Title: Film Socialisme (or Socialism)Comment (SPOILERS ALERT): This is not a proper review of the film itself; this is a rant about the experience of its first screening presentation at the Toronto International Film Festival. I could talk about what I saw but it is impossible for me to write a review on something I don't understand (for a very good reason, as you'll see from the following account). I've attributed its poor presentation to Godard when it really should've been directed to the organizers of the fest - I was mislead into believing it was Godard's wish to present it in this comprehensible fashion by the staff at the screening. I've since then been confirmed by TIFF customer relations that it was their error. I'm sorry for blaming Godard all this time. I'm leaving this rant up but please note that it was written in erroneous belief about Godard's intent. As a consequence, the film came off very poorly in the sections that required some understanding of dialogue and text, and it may change with proper screening later.
Director: Jean-Luc Godard
Language: French and others
Critical Reception: 2010 TIFF entry
Psych Index: Social Relations
In Brief: Godard's experimental film's real experiment is his audience, in this purposefully oblique piece of work. Subtitles are optional, and sometimes omitted altogether, depending on the screening. Be warned.
I chose Film Socialisme to kick off my 2010 Toronto International Film Festival because it was by an old master and it was unlikely to have a wide release. I was curious to see what it was like seeing the film with a live audience, as I've never seen a Godard film during its first run (or in a theatre, period). I knew going into the experimental film that it was going to be a challenge; I was prepared for the distance, figuring that I could always rely on images - the basic language of cinema - for a rich, if not cohesive experience. I understood that Godard was interested in the form of films. The experience was the show. Unfortunately, it was a frustrating show that served to highlight only how social cinema - unlike music - does not transcend verbal communication, especially when verbal communication was the only way to piece together fragmented visuals and make sense of dialogue.
The film was supposedly divided into three parts. The first section relied on images to tell some symbolic relationship between America and Europe, and maybe capitalism versus meowing cats. The second section cut to a drama involving reporters and a family at a gas station. There were some four legged animals thrown in for good measures. The final part broke lose of all structure and resembled a student film done with some serious intent.
Could I tell you that I gathered all that from my first screening? No. Did I care for anything that happened in the film? No. But it wasn't an actual failing on my part: there was no subtitle to be found on the screen. If it was a visual-focused film, I probably would have been able to deal with it much better. There was something especially grating about being presented with speaking parts and having their meaning withheld, literally. The only part of the film that came across fine without subtitles was the comedic showing of animals being, well, cute animals. I felt like I was watching an edited youtube video in French (a character who bore some resemblance to Anna Karina was shown looking at a youtube video of talking cats - metacommetary?).
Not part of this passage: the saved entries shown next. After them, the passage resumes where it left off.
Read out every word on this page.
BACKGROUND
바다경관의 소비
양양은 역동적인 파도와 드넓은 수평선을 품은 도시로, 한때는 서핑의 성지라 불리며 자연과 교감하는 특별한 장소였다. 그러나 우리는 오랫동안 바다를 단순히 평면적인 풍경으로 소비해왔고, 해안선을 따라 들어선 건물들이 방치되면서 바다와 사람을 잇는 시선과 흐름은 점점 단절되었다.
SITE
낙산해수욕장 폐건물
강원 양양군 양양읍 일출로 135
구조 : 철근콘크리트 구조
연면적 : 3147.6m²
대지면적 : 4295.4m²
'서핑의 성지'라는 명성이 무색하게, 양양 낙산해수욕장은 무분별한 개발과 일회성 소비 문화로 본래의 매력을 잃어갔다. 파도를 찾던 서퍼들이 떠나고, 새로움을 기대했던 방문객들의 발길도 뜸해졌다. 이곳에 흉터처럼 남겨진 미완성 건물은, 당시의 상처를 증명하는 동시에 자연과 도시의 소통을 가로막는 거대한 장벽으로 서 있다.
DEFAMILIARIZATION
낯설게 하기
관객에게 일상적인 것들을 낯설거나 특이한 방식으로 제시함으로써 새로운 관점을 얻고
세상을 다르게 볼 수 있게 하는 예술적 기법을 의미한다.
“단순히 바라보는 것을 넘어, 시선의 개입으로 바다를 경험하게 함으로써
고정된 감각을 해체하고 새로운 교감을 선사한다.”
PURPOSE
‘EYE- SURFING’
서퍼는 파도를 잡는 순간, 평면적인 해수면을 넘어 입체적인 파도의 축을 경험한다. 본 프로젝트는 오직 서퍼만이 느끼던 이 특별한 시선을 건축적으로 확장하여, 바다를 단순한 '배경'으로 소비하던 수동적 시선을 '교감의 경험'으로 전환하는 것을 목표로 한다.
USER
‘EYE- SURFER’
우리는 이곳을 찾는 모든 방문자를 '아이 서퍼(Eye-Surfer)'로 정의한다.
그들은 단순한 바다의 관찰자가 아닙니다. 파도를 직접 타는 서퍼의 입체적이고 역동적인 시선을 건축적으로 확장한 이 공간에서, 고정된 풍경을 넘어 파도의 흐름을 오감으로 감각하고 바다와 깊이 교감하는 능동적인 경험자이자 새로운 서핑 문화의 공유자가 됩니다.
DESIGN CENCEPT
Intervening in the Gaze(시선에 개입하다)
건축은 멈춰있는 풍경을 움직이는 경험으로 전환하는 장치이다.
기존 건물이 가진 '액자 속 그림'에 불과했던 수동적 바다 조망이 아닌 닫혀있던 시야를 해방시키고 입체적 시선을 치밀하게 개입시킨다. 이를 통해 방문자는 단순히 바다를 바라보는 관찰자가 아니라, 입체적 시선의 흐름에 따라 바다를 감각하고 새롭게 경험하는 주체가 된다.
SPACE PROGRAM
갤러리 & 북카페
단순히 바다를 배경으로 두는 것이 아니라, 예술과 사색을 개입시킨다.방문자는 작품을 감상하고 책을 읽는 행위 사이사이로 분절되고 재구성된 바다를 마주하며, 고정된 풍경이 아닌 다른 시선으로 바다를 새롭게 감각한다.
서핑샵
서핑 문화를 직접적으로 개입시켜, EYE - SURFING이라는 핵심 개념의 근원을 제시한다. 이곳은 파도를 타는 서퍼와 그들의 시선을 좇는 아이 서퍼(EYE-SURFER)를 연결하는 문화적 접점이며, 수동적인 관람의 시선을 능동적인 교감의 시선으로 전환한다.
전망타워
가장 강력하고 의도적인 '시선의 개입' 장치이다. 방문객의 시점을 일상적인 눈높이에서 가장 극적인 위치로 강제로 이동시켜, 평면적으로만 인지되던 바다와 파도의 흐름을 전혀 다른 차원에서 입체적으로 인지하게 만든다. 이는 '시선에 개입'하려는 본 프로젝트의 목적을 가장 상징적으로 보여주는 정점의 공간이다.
With its complete omission of any subtitling, I had to wonder why I was made to endure a film in which I was purposefully prevented from understanding the basics of the film (I've never walked out of a theatre without finishing the film I was watching, and I was not prepared to make this an exception). Was it to experience what it was like to be a non-English speaker trying to see an English-speaking film? Was it to flaunt the French language's superiority? Was it a show of contempt towards the English-speaking North American audience (Canada has French listed as one of its official languages so I guess it's my own un-Canadianness that failed me?)? Or was it, as some sources claimed, an experiment that forced the audience to pay attention to other visual cues? Judging from his showing the most verbal section in close ups and more conventional dramatic framing, I'd beg to differ with this last point.
Art is meant as a tool to communicate expressions or ideas in whatever form. However, if one was to use cinema as a platform, it would be mean to just take away basic verbal communication without supplementing it with some sort of cohesive cinematic language (the visuals), as he did with the film for the most part, without warning. It probably would have been more effective to confine this part of the experiment to a section of the film only - it would still have made the point and not detract from other (possible) points of the film. Godard combined language and visuals in a way that eliminated the use of language for the English-speaking audience altogether. You don't learn what you can't understand. What I took away from the screening instead was severe annoyance - I should've been warned of something as basic as not having subtitles so I could make a choice to endure it. This act of bad manner was completely, absurdly unnecessary, and ensured the only message to be received was that films can be ridiculously alienating. Was this the point of Film Socialisme? I wouldn't know. I hope it was about camel love. At least that would have been a more social affair.